The "Posh and Becks" of badminton Lin Dan and fiancee Xie Xinfang will be looking to make up for China's disappointment at the last Asian Games by inspiring the team to a clean sweep in Doha.
Both have had a great year, winning their respective singles world titles in Madrid, and Asian Games glory would prove the proverbial icing on the wedding cake.
China underperformed in the last Games in Busan taking away just two titles when they were aiming for a clean sweep and coach Li Yongbo is well aware that while the fortunes of rivals Malaysia and Indonesia have dipped there is no fiercer battle than that of winning Asian bragging rights in badminton.
"We have improved a lot in the past few years to the extent that we are now the strongest," said Li, who like any good manager looking for a get out claimed a reason for their failure in Busan was down to the refereeing.
While some back in China are merely hoping for a small improvement on last time out, Li is demanding more.
"We won two titles last time now we want at least three but in fact I want more like four or five," said Li, whose team took five of the six world titles on show in Madrid.
While Li is demanding an enormous effort from his team, the managers of the other major rivals for the gold in the team competitions are playing hopes down.
"We have high expectations but it could be quite difficult to achieve them because China and Korea are around and most of their players are at the same level," said Malaysia's Misbun Bin Sedek, coach of Hashim Muhammad Hafiz. "Lin Dan is one step above."
Lin and Xie should be hot favorites for their respective titles.
Lin, 23, was a member of the bronze medal team four years ago but since then his career has reached dizzy heights.
The world title apart, he also turned in a phenomenal performance in the All England Open this year when he took the trophy despite injuring his knee during the tournament. Aside from that the soldier -- who when relaxing enjoys buying clothes for Xie -- is a real showman on court, showing untypical emotion for a Chinese sports star by ripping his shirt off at the end of a match and throwing it to the spectators.
Gunning for him, though, will be former world number one Lee Chong Wei of Malaysia, who was disappointing at the world championships and is keen to redeem himself.

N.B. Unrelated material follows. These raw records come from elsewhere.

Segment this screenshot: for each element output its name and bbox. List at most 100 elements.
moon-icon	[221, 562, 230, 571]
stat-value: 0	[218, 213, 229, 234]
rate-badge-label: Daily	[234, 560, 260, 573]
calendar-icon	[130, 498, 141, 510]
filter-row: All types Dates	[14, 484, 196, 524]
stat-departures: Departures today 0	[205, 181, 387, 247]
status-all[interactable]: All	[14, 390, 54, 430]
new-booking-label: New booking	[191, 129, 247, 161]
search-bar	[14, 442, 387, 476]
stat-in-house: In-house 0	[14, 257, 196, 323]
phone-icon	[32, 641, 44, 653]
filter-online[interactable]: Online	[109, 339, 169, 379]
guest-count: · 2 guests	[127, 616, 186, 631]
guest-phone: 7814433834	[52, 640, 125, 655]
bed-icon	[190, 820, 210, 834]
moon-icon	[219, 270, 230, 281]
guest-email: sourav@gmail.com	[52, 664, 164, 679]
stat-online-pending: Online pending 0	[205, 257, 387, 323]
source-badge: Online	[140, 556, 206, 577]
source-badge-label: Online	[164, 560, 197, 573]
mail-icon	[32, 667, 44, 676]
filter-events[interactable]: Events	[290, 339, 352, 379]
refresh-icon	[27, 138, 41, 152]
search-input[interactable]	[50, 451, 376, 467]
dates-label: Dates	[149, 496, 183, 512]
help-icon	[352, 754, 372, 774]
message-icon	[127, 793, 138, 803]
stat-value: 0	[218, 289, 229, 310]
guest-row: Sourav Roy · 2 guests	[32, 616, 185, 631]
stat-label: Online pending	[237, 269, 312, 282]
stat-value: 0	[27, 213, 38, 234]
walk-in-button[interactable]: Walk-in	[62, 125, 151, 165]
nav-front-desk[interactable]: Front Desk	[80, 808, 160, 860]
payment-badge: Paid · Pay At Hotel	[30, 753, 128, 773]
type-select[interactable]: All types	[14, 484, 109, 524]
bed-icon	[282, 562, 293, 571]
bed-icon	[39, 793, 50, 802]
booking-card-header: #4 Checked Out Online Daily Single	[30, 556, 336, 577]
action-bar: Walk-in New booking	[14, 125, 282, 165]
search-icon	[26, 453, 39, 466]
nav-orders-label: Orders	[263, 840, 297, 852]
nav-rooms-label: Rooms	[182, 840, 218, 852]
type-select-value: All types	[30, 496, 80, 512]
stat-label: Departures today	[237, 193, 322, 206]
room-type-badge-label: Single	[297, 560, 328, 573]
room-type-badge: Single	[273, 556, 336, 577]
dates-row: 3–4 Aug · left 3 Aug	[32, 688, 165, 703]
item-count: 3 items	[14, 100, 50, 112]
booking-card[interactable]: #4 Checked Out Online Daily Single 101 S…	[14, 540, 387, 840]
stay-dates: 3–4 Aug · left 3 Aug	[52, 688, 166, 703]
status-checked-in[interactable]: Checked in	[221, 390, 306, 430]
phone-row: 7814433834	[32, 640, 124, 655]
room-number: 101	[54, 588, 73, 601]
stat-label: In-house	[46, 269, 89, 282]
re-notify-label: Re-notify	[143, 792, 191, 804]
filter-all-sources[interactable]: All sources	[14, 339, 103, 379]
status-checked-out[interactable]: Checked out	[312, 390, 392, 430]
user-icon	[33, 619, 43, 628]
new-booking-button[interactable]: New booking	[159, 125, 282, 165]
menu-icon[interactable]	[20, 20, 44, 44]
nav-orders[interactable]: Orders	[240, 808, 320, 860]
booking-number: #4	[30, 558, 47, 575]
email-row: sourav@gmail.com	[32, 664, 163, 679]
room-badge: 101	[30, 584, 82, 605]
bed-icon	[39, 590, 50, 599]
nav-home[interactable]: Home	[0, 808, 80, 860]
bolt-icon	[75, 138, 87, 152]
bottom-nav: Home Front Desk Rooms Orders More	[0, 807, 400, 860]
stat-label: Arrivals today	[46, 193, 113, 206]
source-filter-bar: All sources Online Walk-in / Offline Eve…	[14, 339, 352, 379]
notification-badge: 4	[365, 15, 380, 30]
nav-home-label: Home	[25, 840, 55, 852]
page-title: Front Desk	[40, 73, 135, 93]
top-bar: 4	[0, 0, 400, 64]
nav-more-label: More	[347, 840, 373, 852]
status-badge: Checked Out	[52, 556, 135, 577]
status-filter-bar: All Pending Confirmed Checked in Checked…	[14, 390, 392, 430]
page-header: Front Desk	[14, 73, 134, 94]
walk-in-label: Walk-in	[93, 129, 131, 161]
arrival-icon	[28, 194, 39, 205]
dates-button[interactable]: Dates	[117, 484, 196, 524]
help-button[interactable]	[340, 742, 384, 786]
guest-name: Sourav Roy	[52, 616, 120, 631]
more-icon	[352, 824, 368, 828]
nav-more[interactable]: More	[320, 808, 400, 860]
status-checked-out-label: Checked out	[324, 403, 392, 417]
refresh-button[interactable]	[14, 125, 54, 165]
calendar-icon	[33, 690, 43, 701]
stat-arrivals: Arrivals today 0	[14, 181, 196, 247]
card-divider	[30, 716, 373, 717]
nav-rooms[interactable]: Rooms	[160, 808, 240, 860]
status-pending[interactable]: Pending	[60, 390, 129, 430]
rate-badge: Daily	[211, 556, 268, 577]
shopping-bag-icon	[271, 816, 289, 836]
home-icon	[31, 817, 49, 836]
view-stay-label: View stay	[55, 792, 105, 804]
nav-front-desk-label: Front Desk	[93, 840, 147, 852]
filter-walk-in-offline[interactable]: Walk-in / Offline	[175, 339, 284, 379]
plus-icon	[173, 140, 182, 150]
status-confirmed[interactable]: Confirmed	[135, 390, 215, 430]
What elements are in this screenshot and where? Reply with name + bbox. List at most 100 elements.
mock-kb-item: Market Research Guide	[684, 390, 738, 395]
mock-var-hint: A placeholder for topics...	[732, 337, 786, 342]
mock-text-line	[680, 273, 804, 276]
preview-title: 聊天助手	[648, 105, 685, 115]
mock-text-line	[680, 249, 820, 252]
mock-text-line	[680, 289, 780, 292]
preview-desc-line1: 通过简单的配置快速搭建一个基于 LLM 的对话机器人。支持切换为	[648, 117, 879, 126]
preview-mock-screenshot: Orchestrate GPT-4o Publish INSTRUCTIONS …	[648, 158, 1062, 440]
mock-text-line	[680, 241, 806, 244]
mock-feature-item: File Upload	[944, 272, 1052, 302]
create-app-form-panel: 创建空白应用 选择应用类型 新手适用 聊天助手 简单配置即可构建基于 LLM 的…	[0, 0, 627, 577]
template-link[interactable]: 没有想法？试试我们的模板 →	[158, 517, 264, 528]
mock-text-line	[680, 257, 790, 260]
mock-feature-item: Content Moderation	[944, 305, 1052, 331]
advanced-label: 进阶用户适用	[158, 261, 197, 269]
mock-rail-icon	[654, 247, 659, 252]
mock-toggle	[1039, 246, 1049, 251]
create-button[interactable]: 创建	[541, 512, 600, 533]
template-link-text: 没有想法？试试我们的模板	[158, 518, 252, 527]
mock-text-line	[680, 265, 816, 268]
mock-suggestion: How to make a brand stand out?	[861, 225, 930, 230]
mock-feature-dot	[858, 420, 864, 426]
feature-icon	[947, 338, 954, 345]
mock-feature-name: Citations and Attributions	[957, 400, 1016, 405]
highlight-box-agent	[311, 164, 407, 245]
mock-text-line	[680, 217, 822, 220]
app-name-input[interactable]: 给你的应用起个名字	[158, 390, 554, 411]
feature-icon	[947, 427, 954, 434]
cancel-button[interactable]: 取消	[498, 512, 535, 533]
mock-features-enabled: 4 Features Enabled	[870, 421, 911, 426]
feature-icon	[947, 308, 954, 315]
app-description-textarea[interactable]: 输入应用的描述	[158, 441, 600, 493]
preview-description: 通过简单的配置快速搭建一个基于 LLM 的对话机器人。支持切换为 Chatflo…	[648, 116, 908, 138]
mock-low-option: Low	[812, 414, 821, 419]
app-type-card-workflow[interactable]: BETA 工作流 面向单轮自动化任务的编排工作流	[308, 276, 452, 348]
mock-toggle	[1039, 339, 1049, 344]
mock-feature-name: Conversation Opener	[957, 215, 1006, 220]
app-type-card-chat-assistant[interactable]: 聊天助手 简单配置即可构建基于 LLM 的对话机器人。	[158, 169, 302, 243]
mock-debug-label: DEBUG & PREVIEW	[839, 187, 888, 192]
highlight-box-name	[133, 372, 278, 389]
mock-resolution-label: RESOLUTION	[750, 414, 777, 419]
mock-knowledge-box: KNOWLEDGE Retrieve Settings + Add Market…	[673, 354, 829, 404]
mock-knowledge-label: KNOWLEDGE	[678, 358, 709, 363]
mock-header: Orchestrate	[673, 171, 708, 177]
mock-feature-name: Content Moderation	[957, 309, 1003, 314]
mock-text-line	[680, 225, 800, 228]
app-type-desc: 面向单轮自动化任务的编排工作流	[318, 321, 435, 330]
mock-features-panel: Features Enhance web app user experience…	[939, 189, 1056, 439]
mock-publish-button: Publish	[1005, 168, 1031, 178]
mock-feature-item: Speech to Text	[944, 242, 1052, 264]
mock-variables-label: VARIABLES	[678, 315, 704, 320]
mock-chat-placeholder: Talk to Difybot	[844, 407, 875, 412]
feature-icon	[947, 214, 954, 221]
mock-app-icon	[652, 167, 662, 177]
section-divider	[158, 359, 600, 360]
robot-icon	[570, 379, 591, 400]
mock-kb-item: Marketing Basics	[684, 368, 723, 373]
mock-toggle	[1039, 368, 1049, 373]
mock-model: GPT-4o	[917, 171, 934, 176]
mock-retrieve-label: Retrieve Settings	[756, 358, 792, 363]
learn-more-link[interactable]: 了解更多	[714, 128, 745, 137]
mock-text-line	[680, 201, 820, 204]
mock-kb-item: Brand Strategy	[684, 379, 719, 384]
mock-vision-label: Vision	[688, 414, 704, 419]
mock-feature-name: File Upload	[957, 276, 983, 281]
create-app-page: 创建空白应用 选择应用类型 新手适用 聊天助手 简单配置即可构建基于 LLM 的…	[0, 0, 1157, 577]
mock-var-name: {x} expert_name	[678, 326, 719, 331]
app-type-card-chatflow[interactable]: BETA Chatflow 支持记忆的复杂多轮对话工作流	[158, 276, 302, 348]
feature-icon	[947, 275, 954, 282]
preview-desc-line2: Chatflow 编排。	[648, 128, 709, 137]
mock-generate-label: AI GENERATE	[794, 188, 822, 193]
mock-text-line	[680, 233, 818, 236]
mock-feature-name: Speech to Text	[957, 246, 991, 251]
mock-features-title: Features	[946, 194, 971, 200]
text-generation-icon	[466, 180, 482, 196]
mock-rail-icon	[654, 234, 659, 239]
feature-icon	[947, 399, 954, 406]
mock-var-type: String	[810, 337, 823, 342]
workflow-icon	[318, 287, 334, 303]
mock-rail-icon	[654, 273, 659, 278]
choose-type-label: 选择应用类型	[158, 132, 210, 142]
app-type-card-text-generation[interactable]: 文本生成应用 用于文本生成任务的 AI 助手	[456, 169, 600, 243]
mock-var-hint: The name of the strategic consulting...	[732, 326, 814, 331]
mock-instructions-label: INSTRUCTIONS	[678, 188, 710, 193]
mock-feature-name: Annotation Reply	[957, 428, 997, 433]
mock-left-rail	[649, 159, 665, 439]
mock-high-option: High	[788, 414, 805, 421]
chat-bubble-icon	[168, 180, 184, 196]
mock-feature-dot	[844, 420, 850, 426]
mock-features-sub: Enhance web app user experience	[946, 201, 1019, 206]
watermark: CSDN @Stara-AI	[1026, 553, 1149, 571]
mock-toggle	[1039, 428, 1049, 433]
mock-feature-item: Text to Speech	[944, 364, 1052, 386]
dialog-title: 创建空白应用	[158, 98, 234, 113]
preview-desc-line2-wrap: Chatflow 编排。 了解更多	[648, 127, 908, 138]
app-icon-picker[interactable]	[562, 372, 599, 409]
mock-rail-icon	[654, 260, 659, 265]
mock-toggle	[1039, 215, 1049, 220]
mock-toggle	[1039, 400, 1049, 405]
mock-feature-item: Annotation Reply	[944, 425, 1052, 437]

"I lost in the last eight to Bao Chunlai. I was the world No. 1 at the time and maybe I felt the pressure and that is not good for me. Now I am the second seed I feel no pressure," he added.
One man bidding to show he is not on the wane is Olympic and Asian Games champion Taufik Hidayat, who is at a lowly 12th in the world -- however hopes are not high.
"We're counting on him doing well, but it is difficult to say whether he can challenge for the title," Indonesia team manager Lius Pongoh said.
Lin's fiancee Xie is a little more sober on court, but the two-time world champion knows that her major challenge to add the Asia title to her cabinet rests on beating her compatriot, Olympic champion Zhang Ning.
Xie, who enjoys singing and shopping in her spare time, is distinctly modest about her chances.
"I still think Zhang Ning is the best player on the planet," the 25-year-old said.